At the implicit level, we replicated earlier findings showing a preference for routes that cross fewer region barriers (Wiener and Mallot 2003). The stronger awareness of regionalization of the environment in the sleep condition did not result in stronger route preferences, however. Such a dissociation of sleep effects for explicit and implicit memory further suggests that sleep has a particular effect on the formation of explicit memory representations (Fischer et al. 2006; Wilhelm et al. 2013; T Zander, S Diekelmann, J Born, and KG Volz, in prep.). However, although indicating a sleep-dependent benefit for explicit memory formation, the present results do not exclude that sleep might also benefit implicit memory. First, the measure of route preference might not sensitively reflect implicit region memory. Specifically, our premise that the route preference scales with the strength of a unique region representation may not hold. In fact, correlations of route preference with explicit judgments of the regionalization across individuals were basically absent (|r|’s < 0.1).

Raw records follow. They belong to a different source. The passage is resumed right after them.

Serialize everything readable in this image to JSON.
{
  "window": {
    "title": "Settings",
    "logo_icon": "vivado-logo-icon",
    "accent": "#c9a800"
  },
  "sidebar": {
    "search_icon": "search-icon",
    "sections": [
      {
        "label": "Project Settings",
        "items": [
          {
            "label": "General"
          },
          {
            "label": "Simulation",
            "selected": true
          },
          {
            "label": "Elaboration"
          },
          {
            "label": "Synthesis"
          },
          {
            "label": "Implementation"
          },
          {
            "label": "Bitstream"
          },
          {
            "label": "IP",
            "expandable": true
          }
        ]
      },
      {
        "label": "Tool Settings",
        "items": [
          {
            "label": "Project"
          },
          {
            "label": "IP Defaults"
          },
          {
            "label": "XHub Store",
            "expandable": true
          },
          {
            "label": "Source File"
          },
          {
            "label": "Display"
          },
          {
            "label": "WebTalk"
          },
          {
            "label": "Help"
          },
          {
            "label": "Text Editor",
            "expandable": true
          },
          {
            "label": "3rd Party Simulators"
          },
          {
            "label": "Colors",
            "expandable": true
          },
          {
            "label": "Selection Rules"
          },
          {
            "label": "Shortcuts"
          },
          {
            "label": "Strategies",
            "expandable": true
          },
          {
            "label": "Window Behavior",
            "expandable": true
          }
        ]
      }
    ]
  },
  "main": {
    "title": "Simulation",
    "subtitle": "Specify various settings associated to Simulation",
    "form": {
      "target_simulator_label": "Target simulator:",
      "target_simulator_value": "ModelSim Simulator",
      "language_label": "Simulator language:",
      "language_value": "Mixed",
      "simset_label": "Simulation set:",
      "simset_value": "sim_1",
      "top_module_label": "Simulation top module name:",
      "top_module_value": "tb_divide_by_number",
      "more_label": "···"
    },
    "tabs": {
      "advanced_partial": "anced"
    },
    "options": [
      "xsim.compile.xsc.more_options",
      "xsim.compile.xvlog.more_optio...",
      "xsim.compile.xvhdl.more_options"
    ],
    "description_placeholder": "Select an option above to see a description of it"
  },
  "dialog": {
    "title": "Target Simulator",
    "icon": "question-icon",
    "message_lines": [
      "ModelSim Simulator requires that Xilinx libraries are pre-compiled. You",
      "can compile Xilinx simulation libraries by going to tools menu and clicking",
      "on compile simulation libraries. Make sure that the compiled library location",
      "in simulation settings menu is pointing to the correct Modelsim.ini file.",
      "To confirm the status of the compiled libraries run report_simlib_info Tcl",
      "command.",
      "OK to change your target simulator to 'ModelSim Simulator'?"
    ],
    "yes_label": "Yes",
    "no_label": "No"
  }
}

Second, the influence of superordinate spatial categories may scale with the knowledge of the actual spatial relationships between the subordinate spatial items (McNamara 1986). That is, the better the spatial relationship between two locations is known, the lower the bias resulting from their respective superordinate categories should be. Our data do not support this hypothesis, however: to the contrary, we found that better navigation performance (i.e., committing fewer errors) was associated with stronger route preference across individuals (r = −0.53, 95% CI = [−0.72, −0.25]). Absent differences in implicit region memory may therefore not be explained by the sleep-related differences in route knowledge at post-test.

In summary, we showed that sleep supports consolidation of explicit spatial memory for routes and regions and strengthens subjective awareness of regions, whereas measures of implicit region memory remained unchanged. These findings further support the idea that sleep preferentially enhances the formation of hippocampus-dependent explicit memory. Our findings shed new light on the role of sleep in spatial memory consolidation by suggesting that abstraction processes during sleep favor the formation of nonspatially defined superordinate clusters. In combination with similar findings in other domains, the present data corroborate theories of sleep supporting an active systems consolidation process the formation of superordinate (abstract) categories of interrelated experience.